Prof Darren Cosker will launch a new collaborative project funded by the Medical Research Council (MRC), working alongside Dr Isabelle Mareschal (Principal Investigator), of Queen Mary University and Prof Essi Viding of University College London. The project will investigate individual differences in facial emotion perception and their association with psychiatric risk indicators.
“This is a fantastic opportunity to not only develop a state of the art system for creating virtual humans but to apply it to important problems in psychology. This type of multidisciplinary project is exactly what CAMERA was established to tackle, and we look forward to working with the UCL and Queen Mary University teams.” Prof Cosker
Project Summary
We use facial expressions to communicate our emotions but there are large differences in how people react to these expressions.

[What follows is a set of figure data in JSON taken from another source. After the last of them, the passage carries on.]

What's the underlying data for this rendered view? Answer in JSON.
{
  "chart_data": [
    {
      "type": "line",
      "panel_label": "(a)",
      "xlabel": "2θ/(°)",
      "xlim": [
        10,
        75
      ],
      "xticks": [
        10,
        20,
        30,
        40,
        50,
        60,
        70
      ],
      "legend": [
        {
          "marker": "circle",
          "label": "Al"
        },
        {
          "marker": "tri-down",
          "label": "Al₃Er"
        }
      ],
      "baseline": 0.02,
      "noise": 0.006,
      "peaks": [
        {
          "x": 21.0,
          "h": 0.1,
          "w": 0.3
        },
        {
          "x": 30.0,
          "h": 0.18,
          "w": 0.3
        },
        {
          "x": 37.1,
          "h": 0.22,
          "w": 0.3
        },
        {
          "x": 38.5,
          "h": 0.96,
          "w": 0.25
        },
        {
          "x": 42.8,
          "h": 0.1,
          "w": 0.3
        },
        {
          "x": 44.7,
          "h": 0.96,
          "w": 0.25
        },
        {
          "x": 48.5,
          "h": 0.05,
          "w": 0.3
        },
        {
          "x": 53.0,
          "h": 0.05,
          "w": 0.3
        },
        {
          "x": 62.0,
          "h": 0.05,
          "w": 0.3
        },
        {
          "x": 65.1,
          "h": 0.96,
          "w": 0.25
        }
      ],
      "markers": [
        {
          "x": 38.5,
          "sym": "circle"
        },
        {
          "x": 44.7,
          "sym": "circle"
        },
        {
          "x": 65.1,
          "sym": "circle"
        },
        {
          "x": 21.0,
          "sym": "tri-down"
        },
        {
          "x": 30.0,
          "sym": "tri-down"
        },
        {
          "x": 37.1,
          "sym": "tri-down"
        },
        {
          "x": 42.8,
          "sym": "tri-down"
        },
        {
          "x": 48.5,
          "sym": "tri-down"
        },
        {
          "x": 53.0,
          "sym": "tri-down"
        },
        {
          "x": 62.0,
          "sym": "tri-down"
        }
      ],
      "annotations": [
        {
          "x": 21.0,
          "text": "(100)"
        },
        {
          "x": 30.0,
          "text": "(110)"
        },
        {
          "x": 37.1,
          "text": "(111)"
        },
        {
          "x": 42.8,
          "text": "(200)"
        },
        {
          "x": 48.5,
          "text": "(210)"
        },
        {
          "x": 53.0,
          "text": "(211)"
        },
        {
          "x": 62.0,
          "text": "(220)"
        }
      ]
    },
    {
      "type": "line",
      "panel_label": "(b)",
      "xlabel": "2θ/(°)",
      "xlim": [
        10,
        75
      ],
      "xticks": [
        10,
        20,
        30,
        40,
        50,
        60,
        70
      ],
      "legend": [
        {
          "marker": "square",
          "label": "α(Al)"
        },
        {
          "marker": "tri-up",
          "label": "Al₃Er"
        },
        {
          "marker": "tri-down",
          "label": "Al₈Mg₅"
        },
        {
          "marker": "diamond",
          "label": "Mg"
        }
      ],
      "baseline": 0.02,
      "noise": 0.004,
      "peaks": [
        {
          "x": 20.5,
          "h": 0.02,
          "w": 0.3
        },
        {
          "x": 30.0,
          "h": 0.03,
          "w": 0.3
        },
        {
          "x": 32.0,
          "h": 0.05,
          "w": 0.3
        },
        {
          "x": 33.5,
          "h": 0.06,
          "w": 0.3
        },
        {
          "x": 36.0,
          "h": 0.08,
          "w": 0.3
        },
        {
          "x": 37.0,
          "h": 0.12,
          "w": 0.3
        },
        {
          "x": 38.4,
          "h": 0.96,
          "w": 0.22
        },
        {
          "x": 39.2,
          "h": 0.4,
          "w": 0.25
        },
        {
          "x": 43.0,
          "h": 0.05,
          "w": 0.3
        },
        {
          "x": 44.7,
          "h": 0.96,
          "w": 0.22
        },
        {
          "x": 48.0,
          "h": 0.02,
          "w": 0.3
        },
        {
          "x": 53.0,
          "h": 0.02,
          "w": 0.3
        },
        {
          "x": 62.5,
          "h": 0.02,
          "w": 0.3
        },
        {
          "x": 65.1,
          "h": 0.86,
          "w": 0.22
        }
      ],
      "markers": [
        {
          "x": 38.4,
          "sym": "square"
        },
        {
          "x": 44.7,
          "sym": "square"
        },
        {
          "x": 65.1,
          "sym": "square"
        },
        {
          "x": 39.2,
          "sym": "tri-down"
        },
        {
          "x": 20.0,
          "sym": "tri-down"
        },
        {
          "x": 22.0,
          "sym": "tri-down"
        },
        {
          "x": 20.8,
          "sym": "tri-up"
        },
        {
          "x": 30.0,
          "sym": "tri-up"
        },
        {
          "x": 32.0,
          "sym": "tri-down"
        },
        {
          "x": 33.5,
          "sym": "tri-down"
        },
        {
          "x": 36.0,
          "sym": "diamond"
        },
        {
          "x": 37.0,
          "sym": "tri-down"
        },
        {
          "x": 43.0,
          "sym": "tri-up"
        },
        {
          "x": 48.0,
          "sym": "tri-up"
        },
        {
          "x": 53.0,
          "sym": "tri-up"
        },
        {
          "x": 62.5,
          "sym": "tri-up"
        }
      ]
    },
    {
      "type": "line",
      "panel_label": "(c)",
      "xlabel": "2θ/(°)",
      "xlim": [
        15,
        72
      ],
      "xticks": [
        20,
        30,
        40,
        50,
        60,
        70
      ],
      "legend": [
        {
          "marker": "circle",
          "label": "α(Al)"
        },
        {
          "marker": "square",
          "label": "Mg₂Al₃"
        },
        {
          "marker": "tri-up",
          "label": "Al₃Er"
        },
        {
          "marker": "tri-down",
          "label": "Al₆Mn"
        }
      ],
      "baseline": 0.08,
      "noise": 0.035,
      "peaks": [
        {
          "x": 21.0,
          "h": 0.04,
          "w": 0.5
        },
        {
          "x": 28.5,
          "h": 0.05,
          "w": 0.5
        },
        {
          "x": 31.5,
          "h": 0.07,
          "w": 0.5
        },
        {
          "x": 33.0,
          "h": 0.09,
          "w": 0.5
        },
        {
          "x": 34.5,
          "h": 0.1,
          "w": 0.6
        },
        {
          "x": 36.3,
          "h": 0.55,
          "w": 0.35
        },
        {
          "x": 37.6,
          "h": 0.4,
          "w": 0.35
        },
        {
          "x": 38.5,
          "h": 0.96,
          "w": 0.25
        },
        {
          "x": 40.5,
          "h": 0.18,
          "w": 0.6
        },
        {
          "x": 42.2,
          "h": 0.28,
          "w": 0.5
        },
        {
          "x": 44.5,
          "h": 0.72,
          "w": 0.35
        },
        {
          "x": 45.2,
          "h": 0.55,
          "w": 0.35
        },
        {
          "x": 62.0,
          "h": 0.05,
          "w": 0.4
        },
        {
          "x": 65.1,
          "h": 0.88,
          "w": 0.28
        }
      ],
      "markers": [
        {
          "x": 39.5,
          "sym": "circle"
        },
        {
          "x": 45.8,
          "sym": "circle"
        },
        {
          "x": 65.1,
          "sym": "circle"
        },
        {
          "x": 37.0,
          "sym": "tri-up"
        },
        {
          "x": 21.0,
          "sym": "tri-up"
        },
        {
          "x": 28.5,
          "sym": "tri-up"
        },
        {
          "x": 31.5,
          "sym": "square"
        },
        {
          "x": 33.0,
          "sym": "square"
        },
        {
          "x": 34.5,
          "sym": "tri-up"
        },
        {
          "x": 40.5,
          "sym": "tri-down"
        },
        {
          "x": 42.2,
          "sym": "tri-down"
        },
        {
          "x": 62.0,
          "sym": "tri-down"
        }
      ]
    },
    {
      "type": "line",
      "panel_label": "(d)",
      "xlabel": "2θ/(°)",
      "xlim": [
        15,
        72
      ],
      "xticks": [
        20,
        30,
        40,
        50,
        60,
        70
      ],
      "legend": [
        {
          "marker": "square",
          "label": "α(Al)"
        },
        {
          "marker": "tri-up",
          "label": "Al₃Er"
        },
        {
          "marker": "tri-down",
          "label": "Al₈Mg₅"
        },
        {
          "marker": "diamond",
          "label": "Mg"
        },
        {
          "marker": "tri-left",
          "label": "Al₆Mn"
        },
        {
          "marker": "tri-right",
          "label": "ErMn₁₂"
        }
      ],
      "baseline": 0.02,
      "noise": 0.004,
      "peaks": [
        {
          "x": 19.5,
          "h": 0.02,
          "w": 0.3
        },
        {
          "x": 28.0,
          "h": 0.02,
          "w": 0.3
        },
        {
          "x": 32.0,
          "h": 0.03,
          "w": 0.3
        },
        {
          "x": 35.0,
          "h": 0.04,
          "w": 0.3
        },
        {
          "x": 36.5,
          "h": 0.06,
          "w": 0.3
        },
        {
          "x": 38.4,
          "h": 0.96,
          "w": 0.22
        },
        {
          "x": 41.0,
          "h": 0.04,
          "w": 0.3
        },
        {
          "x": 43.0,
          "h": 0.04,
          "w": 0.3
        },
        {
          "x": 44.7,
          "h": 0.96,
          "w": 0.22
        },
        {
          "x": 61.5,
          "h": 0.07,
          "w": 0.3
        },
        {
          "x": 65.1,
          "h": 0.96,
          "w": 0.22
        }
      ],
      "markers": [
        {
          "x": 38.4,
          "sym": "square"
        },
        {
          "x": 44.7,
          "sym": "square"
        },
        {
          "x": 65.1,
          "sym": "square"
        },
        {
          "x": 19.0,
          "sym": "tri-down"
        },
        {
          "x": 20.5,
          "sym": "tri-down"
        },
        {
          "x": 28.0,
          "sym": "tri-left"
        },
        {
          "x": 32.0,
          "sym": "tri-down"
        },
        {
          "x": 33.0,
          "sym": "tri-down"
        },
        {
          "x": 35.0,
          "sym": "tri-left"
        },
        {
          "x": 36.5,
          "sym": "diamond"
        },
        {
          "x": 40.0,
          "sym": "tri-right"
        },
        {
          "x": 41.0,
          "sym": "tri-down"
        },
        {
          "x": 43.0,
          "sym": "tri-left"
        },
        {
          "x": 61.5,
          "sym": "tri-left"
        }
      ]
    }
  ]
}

At its most severe, failures to respond appropriately to emotional expressions are associated with many clinical conditions. For example, people with high anxiety often report that what other people perceive as neutral expressions appear threatening to them. Critically, the reason why these expressions look different to certain individuals remains unknown. Without this knowledge, it is very difficult to develop targeted and effective therapies for people suffering, for example, from anxiety or other disorders. The aim of this project is to understand why some people are unable to correctly respond to, or identify, particular emotional expressions, and how this relates to indicators of psychiatric risk.
The team have recently created a unique toolkit that allows us to measure how emotional expressions look to different people. They will use the toolkit to allow individuals to create the facial expressions that they associate with particular emotions. These individualised emotional expressions will allow investigators to understand the basis of individual differences in emotional expression perception and how they are associated with psychiatric risk indicators. The research will establish if these evolved expressions improve current clinical and pre-clinical tests of “emotional processing” using standard, pre-validated tasks. The result of this work will be an improved understanding of how emotional expressions are interpreted in typical and atypical populations, new tools for better characterization of individuals at risk of psychiatric disorders, and therefore the potential for more precise diagnosis and treatment of these disorders.
Key objectives
Objective 1: To refine genetic algorithm techniques to enable precise measurement of individual differences in internalised facial emotion expressions.
Objective 2: To determine how individual differences in emotional expression perception relate to individual differences in psychiatric risk indicators (anxiety and psychopathy).
Objective 3: To generate normative datasets that allow comparison of responses to individualized emotional facial configurations and to the standard emotional stimuli used on different types of behavioural tasks that rely on emotional faces.